The latest in the endless search for “new normal” in the workplace is the idea that the shutdowns that caused people to work from home will lead to a permanent shift away from the office. Gallup polls report that the percentage of people who say they have worked “remotely” roughly doubled from the beginning of the virus-related changes in March until April, up to 62%. The arguments that people will continue working from home even after the pandemic-related restrictions goes like this: It’s cheaper because we can cut down on office space. People also like it: In the Gallup survey, 59% said they would like to keep working this way. And it’s just as productive.

We have seen this movie before.

We have been working remotely for a long time now, starting in my memory in the 1970s when smog in the Los Angeles basin got so bad that driving to work was temporarily forestalled, and so at least some people worked from home. Then as air pollution controls got better, we all went back to the office.

In the 1990s, when big city real estate started to get very expensive, consulting and accounting companies realized that, with so many of their employees on the road most of the time, they were paying for those empty offices. The idea of hoteling was born, later called “hot-desks” in Europe, where those mobile employees just borrowed a desk when they were in the office.

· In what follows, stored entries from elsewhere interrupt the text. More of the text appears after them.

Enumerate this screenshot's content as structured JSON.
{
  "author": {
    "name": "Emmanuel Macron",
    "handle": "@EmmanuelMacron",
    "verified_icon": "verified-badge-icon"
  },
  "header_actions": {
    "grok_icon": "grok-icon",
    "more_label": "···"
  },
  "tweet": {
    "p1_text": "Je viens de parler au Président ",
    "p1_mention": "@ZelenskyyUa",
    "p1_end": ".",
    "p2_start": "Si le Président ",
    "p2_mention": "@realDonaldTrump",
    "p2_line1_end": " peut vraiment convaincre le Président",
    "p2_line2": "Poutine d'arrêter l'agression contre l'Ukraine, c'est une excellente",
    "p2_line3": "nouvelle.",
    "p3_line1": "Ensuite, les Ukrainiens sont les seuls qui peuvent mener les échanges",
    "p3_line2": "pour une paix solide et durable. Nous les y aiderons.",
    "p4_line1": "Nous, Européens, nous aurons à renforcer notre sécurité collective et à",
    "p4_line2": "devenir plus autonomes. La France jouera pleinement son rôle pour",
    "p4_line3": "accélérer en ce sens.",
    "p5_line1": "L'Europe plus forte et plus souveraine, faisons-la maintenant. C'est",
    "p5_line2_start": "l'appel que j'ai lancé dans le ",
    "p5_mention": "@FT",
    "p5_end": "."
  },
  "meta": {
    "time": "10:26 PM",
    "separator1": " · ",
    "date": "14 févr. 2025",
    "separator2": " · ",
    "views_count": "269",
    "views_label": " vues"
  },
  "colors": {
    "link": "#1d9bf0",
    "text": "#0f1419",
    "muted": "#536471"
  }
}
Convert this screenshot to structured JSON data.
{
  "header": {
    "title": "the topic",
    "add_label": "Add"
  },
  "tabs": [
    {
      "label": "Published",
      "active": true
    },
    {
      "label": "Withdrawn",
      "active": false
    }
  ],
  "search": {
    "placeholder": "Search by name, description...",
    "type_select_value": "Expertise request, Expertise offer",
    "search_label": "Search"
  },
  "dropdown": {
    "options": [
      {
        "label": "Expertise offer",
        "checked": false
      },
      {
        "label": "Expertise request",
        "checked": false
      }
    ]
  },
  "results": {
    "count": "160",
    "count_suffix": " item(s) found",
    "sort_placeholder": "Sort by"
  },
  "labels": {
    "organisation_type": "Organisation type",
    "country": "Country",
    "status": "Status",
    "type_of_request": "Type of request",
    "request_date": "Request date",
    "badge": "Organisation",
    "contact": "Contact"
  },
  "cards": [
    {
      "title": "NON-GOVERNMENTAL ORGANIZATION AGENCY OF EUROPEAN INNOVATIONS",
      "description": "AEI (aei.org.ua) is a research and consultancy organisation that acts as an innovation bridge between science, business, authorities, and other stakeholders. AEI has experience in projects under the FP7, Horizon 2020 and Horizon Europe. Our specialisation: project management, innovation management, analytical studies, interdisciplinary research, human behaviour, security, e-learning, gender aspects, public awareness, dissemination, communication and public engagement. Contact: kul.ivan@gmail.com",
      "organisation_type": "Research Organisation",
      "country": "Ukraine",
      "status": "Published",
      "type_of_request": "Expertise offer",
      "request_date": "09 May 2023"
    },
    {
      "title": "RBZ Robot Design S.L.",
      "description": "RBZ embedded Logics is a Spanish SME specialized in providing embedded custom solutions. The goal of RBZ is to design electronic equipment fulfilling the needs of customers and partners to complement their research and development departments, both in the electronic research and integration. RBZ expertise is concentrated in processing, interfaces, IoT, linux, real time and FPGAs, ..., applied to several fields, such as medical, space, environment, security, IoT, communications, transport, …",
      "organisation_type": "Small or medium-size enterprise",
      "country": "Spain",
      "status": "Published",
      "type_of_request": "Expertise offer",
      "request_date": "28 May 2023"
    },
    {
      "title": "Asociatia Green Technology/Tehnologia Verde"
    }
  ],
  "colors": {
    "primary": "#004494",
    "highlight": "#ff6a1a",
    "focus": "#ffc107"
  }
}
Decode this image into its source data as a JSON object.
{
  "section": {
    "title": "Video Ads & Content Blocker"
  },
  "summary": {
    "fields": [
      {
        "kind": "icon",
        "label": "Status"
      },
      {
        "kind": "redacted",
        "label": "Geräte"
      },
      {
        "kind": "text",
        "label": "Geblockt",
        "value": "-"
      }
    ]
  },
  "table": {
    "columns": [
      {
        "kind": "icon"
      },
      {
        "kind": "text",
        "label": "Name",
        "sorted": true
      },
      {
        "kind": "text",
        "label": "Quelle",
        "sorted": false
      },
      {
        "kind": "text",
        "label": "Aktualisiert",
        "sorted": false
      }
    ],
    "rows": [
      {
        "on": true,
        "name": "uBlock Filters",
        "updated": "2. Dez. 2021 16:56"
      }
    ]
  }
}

This practice does not appear to have grown much over the last 20 or so years.

Now we come to telecommuting, which is just a new term for remote work now that we have internet, which we’ve had for 30 years … . Gallup reported in 2017 that 43% of employees were working remotely at least some time. Taking off early on Friday to finish a report at home is no big deal. Flexi-time—where the employees in a workplace agree on a work schedule that covers the office, gets the work done and helps with their own schedules—works well. If we get more of that stuff after pandemic restrictions are lifted, that would be a good thing. Employees like it, and it seems to work OK.

Related: How to connect remote employees—and have fun

The reason we didn’t get more of this before is frankly because employers let local managers decide when and where employees can have this kind of flexibility, and a lot of them just don’t trust employees when they aren’t being watched. Will that change after the pandemic? I don’t think by much. We will be back in a bad job market where managers will push and employees will do anything to keep their jobs.  The fact that workers like it won’t matter much, and the managers who think you can’t trust employees will not have gone away.

But never going to an office, not having any interaction with co-workers other than by conference call or video links, is not the same thing as telecommuting. The U.S. Census finds a very small percentage of people had been working that way before the pandemic: maybe 5%.

What we know about even occasional work from home is, first, it works best for tasks that are self-contained. Second and related, it makes big demands on performance management so that employees know exactly what they are supposed to be doing, something we are not so good at now. Third, it doesn’t work well for tasks that require close supervision, interaction, cooperation or are team-based.  Fourth, the big advice for trying to manage remote teams—even where people are in offices, just different ones—is to get them together physically as often as you can. That pretty much rules out permanent work from home for most all jobs.

The big savings from working from home comes only if we actually get rid of the offices. There are entire categories of workers who cannot do their work from home even now—frontline workers, service workers, basically all low-wage work—and that is unlikely to change. Remember when we thought retail banking jobs would go away because it was possible to bank electronically? If you need to have a physical presence for frontline workers, there isn’t as much scope for getting rid of office real estate.

Are we really just as productive never coming into an office? If you have completely self-contained tasks, I’m sure the savings on commuting time and so forth might make some workers more productive. Other workers don’t have a great space at home in which to work, and they could be less productive. Most employers now are working at reduced capacity, so it is easy to think that we are being just as productive as before because there isn’t nearly as much to do.

See also: Remote work after COVID-19

HR folks should also keep this in mind: We do so many things in our workplaces to make employees productive: quiet and attractive offices, free coffee (!), physical manifestations of organizational culture, IT and administrative support, and so forth. Think how depressing it would be for those in charge if it turned out that you could take everything we are doing away, just send people home and it would work out better.

Here is what I can imagine happening: The CFO says, “OK, we have people who are working at home pretty well without a lot of supervision? Great. So, why do they need to be employees at all? Let’s make them contractors and save on benefits. Then they could keep working from home.” Not exactly what we were expecting but more likely.